Post by Frances Cole Jones, contributing Women On Business writer
Garry Kasparov, the greatest chess player in the history of the world, and now a dissident Russian politician, claims there are only two keys to playing great chess: see the whole board and think several moves deep.
How does this idea apply in a business environment? One of the best examples I know comes from Virgin Atlantic Airlines, a company universally acknowledged to have changed the way we fly. One of the ways they did this was by considering what the flying experience was like outside the airplane: what could they do to improve the way people felt about both their trip to the airport and their time in the airport?
Some of the ideas they implemented include offering passengers a limousine service to pick them up at their home and drive them to their terminal. Another was to institute more luxurious lounges, and make them available to premium flyers both coming and going. After all, one needs a shower a lot more on arrival than before takeoff! They also, of course, treated their premium passengers like adults in flight, offering them the “luxury” of simply raiding a picnic basket to get their own snacks.

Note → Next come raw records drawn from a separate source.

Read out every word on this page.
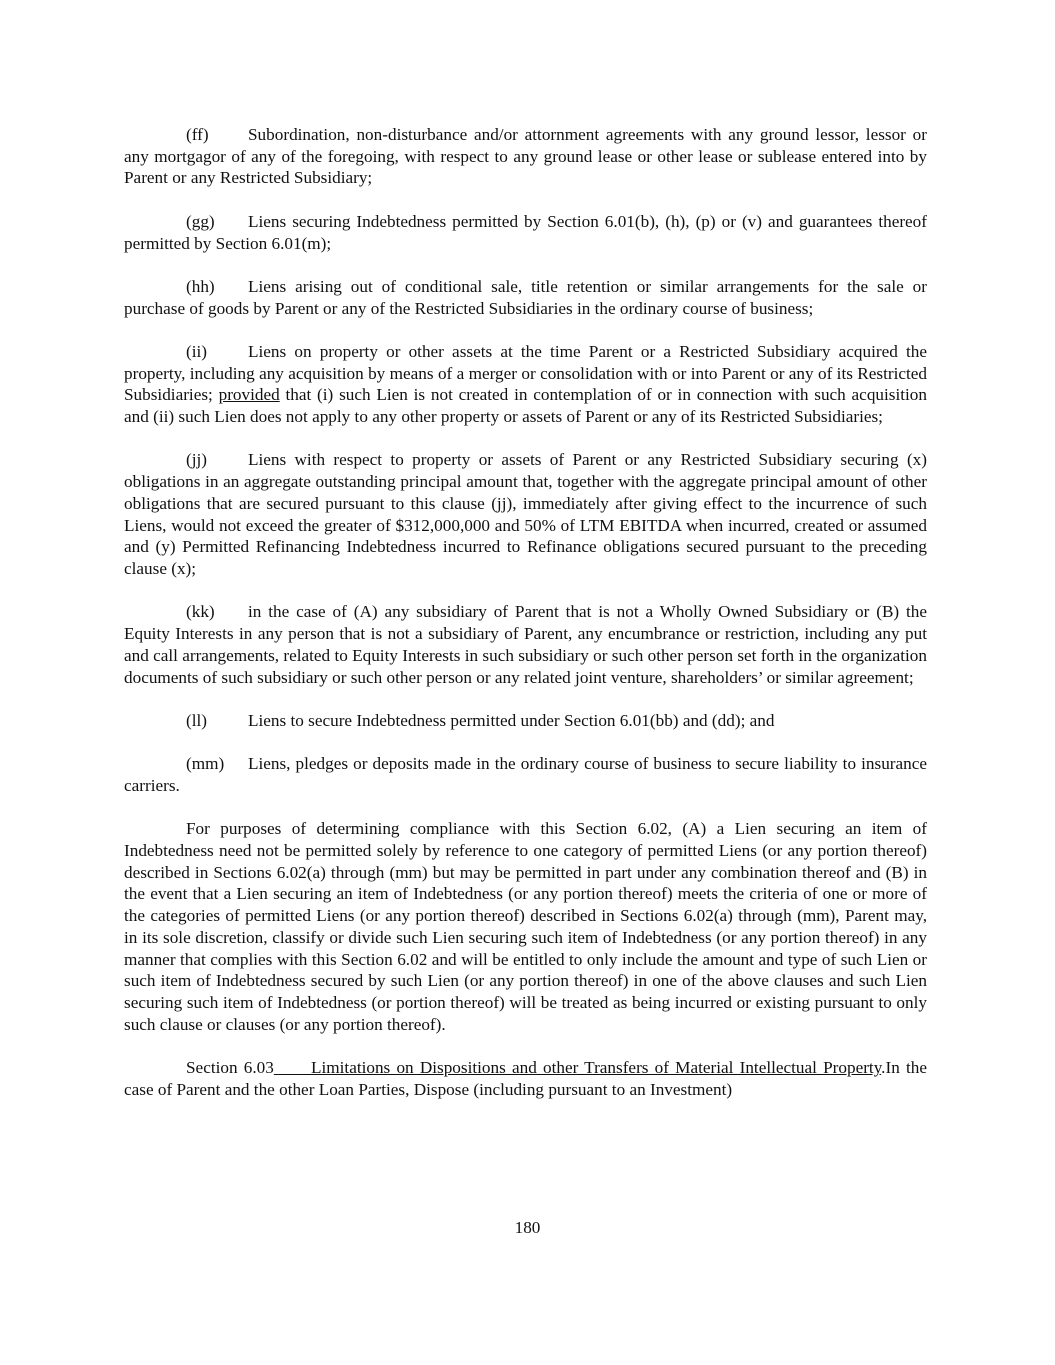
(ff) Subordination, non-disturbance and/or attornment agreements with any ground lessor, lessor or any mortgagor of any of the foregoing, with respect to any ground lease or other lease or sublease entered into by Parent or any Restricted Subsidiary;

(gg) Liens securing Indebtedness permitted by Section 6.01(b), (h), (p) or (v) and guarantees thereof permitted by Section 6.01(m);

(hh) Liens arising out of conditional sale, title retention or similar arrangements for the sale or purchase of goods by Parent or any of the Restricted Subsidiaries in the ordinary course of business;

(ii) Liens on property or other assets at the time Parent or a Restricted Subsidiary acquired the property, including any acquisition by means of a merger or consolidation with or into Parent or any of its Restricted Subsidiaries; provided that (i) such Lien is not created in contemplation of or in connection with such acquisition and (ii) such Lien does not apply to any other property or assets of Parent or any of its Restricted Subsidiaries;

(jj) Liens with respect to property or assets of Parent or any Restricted Subsidiary securing (x) obligations in an aggregate outstanding principal amount that, together with the aggregate principal amount of other obligations that are secured pursuant to this clause (jj), immediately after giving effect to the incurrence of such Liens, would not exceed the greater of $312,000,000 and 50% of LTM EBITDA when incurred, created or assumed and (y) Permitted Refinancing Indebtedness incurred to Refinance obligations secured pursuant to the preceding clause (x);

(kk) in the case of (A) any subsidiary of Parent that is not a Wholly Owned Subsidiary or (B) the Equity Interests in any person that is not a subsidiary of Parent, any encumbrance or restriction, including any put and call arrangements, related to Equity Interests in such subsidiary or such other person set forth in the organization documents of such subsidiary or such other person or any related joint venture, shareholders’ or similar agreement;

(ll) Liens to secure Indebtedness permitted under Section 6.01(bb) and (dd); and

(mm) Liens, pledges or deposits made in the ordinary course of business to secure liability to insurance carriers.

For purposes of determining compliance with this Section 6.02, (A) a Lien securing an item of Indebtedness need not be permitted solely by reference to one category of permitted Liens (or any portion thereof) described in Sections 6.02(a) through (mm) but may be permitted in part under any combination thereof and (B) in the event that a Lien securing an item of Indebtedness (or any portion thereof) meets the criteria of one or more of the categories of permitted Liens (or any portion thereof) described in Sections 6.02(a) through (mm), Parent may, in its sole discretion, classify or divide such Lien securing such item of Indebtedness (or any portion thereof) in any manner that complies with this Section 6.02 and will be entitled to only include the amount and type of such Lien or such item of Indebtedness secured by such Lien (or any portion thereof) in one of the above clauses and such Lien securing such item of Indebtedness (or portion thereof) will be treated as being incurred or existing pursuant to only such clause or clauses (or any portion thereof).

Section 6.03 Limitations on Dispositions and other Transfers of Material Intellectual Property.In the case of Parent and the other Loan Parties, Dispose (including pursuant to an Investment)

180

Their ability to consider the entire travel experience—not just the portion they were technically responsible for—is one of the reasons they’ve led their field.
With this in mind, then, how can you step back from your immediate situation—take a more global perspective?

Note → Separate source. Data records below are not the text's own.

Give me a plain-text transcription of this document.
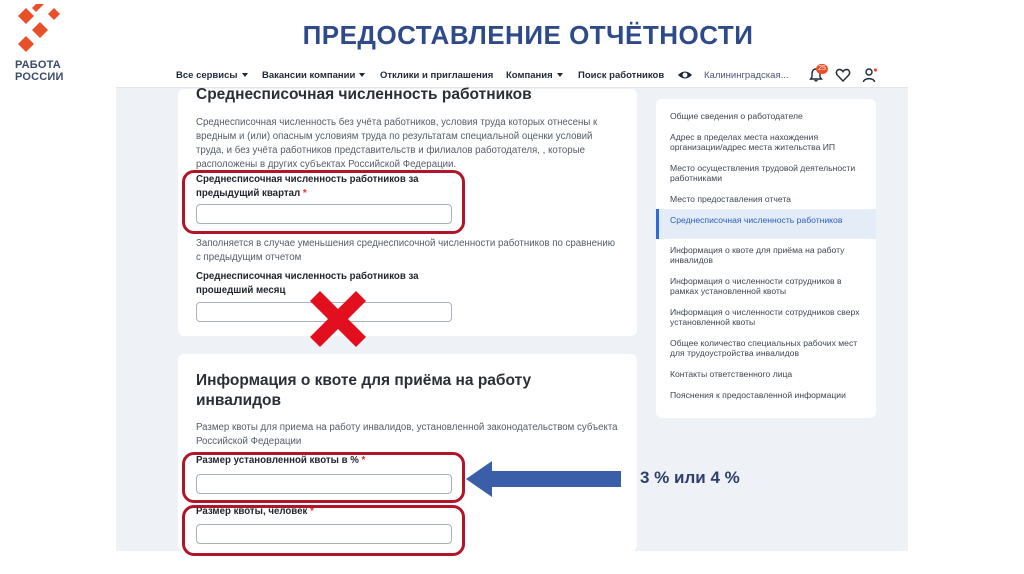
РАБОТА
РОССИИ
ПРЕДОСТАВЛЕНИЕ ОТЧЁТНОСТИ
Все сервисы	Вакансии компании	Отклики и приглашения Компания	Поиск работников	Калининградская...
25
Среднесписочная численность работников
Среднесписочная численность без учёта работников, условия труда которых отнесены к вредным и (или) опасным условиям труда по результатам специальной оценки условий труда, и без учёта работников представительств и филиалов работодателя, , которые расположены в других субъектах Российской Федерации.
Среднесписочная численность работников за предыдущий квартал *
Заполняется в случае уменьшения среднесписочной численности работников по сравнению с предыдущим отчетом
Среднесписочная численность работников за прошедший месяц
Информация о квоте для приёма на работу инвалидов
Размер квоты для приема на работу инвалидов, установленной законодательством субъекта Российской Федерации
Размер установленной квоты в % *
Размер квоты, человек *
Общие сведения о работодателе
Адрес в пределах места нахождения организации/адрес места жительства ИП
Место осуществления трудовой деятельности работниками
Место предоставления отчета
Среднесписочная численность работников
Информация о квоте для приёма на работу инвалидов
Информация о численности сотрудников в рамках установленной квоты
Информация о численности сотрудников сверх установленной квоты
Общее количество специальных рабочих мест для трудоустройства инвалидов
Контакты ответственного лица
Пояснения к предоставленной информации
3 % или 4 %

For example, if you own a business, have you considered offering free or discount parking to your customers? Working with your Chamber of Commerce to improve the lighting in the parking lot? Speaking with the businesses around you about adding trees, window boxes, shrubbery to make the surroundings more compelling?

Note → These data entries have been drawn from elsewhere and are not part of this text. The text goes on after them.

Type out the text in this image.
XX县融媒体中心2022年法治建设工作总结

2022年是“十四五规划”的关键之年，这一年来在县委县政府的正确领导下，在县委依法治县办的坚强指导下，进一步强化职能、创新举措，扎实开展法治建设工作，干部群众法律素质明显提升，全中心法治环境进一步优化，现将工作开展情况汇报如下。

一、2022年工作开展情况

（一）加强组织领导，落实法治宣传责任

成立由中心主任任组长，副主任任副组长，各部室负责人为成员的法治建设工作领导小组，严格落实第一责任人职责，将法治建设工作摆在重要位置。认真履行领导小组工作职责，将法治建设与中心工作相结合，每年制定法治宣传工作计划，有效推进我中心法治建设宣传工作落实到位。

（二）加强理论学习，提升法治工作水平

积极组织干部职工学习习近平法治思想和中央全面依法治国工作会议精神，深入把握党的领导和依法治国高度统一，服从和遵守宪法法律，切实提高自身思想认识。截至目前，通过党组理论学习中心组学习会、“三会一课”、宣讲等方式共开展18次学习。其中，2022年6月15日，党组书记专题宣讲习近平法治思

This is in effect what New York’s Times Square Partnership and other neighborhood associations have done. They have hired their own street-cleaning crews and security guards, because they realize that people’s shopping experiences don’t start at their store’s front doors, but at the customers’ front doors (or at least, well before their individual shops). They view a purchase as a process and a relationship. In short, just as the best way to see if your house guests will have an nice experience is to sleep for one night in your guest room, one recipe for success in business is to truly “walk a mile” in your customers’ shoes. How do you think that coffee shops ended up in bookstores?
Admittedly, it’s hard to think big picture at this time—or to consider spending money on seeming non-essentials. That said, it’s at times like these that customers make choices based on the smallest of deciders. Seeing the whole board and thinking several moves deep is likely to end with you saying “Checkmate” to your competition.